Thresholding an Image
Table of Contents
Description
Thresholding consists of segmenting an image into two regions: a particle region and a background region. In its most simple form, this process works by setting to white all pixels that belong to a gray-level interval, called the threshold interval, and setting all other pixels in the image to black. The resulting image is referred to as a binary image. For color images, three thresholds must be specified, one for each color component.The threshold can be chosen manually or by using automated techniques. Manual threshold selection is normally done by trial and error, using a histogram as a guide. The example below, taken from Chapter 7 of the IMAQ Vision User Manual, shows a threshold chosen to isolate the brightest particles from an image:

Automated thresholding techniques select a threshold which optimizes a specified characteristic of the resulting images.
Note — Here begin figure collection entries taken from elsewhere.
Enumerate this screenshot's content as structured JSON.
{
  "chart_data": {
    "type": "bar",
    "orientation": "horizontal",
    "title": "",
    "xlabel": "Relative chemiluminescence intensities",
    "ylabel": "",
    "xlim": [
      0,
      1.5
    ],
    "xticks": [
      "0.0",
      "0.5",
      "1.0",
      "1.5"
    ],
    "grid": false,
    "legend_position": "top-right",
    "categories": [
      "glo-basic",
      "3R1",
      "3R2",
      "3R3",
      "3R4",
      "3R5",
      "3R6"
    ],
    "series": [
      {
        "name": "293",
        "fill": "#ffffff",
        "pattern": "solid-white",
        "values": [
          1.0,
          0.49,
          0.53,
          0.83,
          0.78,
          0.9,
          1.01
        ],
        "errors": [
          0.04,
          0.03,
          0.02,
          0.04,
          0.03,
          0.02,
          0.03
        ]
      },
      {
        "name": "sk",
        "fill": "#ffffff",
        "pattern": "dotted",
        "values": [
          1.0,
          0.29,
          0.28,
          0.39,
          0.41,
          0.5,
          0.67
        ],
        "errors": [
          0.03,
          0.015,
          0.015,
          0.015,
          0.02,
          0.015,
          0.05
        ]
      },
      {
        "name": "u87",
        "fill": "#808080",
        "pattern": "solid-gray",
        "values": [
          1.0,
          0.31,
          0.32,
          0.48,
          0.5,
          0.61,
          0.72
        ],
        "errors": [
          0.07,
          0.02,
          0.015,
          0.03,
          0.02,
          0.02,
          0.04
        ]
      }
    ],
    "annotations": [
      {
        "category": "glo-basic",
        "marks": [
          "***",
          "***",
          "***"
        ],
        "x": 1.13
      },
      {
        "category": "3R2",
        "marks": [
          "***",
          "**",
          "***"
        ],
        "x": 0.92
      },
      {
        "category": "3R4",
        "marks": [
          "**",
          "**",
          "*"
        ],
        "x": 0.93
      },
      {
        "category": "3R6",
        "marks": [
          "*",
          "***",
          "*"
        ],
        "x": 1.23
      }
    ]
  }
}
These techniques include clustering, entropy, metric, moments, and interclass variance. Clustering is unique in that it is a multi-class thresholding method. In other words, instead of producing only binary images it can specify multiple threshold levels which result in images with three or more gray-level values.
Common Applications
Thresholding is the most common method of segmenting images into particle regions and background regions. A typical processing procedure would start with filtering or other enhancements to sharpen the boundaries between objects and their background. Then, the objects are separated from the background using thresholding.
What To Expect
The binary image resulting from the above thresholding operation is shown here:

The light particles are separated in the binary image, while the various darker shades of gray are all set to black. Various morphological operations can be used to further refine the image by filling small holes, deleting small particles and joining or separating adjacent particles.